I find it frustrating because I spent recess after recess locked inside to practice cursive. After many months of this, my handwriting had not improved. The teachers finally relented and stopped punishing me because the punishment never actually improved my handwriting. My handwriting is now print only and is still horrible and has never improved. Additionally, I have only ever used cursive for signing my name to documents.
I find it baffling because I have an advanced degree in medieval Celtic Studies. I study manuscripts in depth and I have seen some of the worst handwriting that you could possibly imagine on the very expensive vellum manuscript page. In some cases worse than mine. Cursive is actually only a couple of hundred years old. Compared to the history of manuscript writing, cursive is very young so I am baffled that people are worried about it.
I find printing to be fine for almost all circumstances where I need to hand write something so I understand if we continue to teach that.
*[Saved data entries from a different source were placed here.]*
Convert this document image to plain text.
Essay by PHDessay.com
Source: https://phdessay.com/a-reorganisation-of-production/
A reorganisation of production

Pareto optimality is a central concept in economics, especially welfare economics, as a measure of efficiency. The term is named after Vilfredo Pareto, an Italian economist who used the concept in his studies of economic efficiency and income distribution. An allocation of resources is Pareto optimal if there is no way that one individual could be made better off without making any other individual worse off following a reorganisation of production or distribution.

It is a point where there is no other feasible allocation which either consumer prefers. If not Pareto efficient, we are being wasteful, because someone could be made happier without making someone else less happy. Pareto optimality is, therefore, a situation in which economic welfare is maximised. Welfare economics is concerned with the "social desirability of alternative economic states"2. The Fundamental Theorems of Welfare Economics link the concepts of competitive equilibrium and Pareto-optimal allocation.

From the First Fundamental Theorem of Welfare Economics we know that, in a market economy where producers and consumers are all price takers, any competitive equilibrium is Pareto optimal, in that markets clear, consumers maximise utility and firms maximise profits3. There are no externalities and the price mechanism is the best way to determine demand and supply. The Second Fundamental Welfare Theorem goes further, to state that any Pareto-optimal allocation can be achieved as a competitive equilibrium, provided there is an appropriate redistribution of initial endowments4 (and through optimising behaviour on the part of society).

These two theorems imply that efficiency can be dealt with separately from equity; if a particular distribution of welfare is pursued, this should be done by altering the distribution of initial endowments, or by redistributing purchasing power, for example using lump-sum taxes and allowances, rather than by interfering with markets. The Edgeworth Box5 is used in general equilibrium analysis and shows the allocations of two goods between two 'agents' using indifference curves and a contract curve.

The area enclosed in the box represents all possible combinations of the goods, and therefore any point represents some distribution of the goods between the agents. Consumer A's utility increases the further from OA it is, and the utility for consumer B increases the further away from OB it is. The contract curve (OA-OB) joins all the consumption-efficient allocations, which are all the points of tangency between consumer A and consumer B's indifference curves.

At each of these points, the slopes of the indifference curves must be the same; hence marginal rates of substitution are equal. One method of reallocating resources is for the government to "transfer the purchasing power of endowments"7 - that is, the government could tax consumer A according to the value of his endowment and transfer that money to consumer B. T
Cursive, however, should only be done by those who want to use it. If you want to have an after school cursive club, great, have fun! Otherwise, leave the rest of us alone and let us have recess.
Cursive as taught in schools today is useless at best and dangerous for your health at worst.
The cursive that made the world run between 1850 and 1925 was called business penmanship and it lets you write at 40 words per minute for 14 hours every day for decades on end without pain or injury.
If you're interested here's the best book about it: https://archive.org/details/tamblyns-home-instructor-in-penm...
Note the advice given:
>following lessons will make of you a good penman, if you follow instructions implicitly. The average time to acquire such a handwriting is from four to six months, practicing an hour or so a day. Practice regularly every day, if you want the best results. Two practice periods of thirty minutes each are better than one period of sixty minutes.
After two months I can comfortably write at 20 words per minute for four hours without stopping.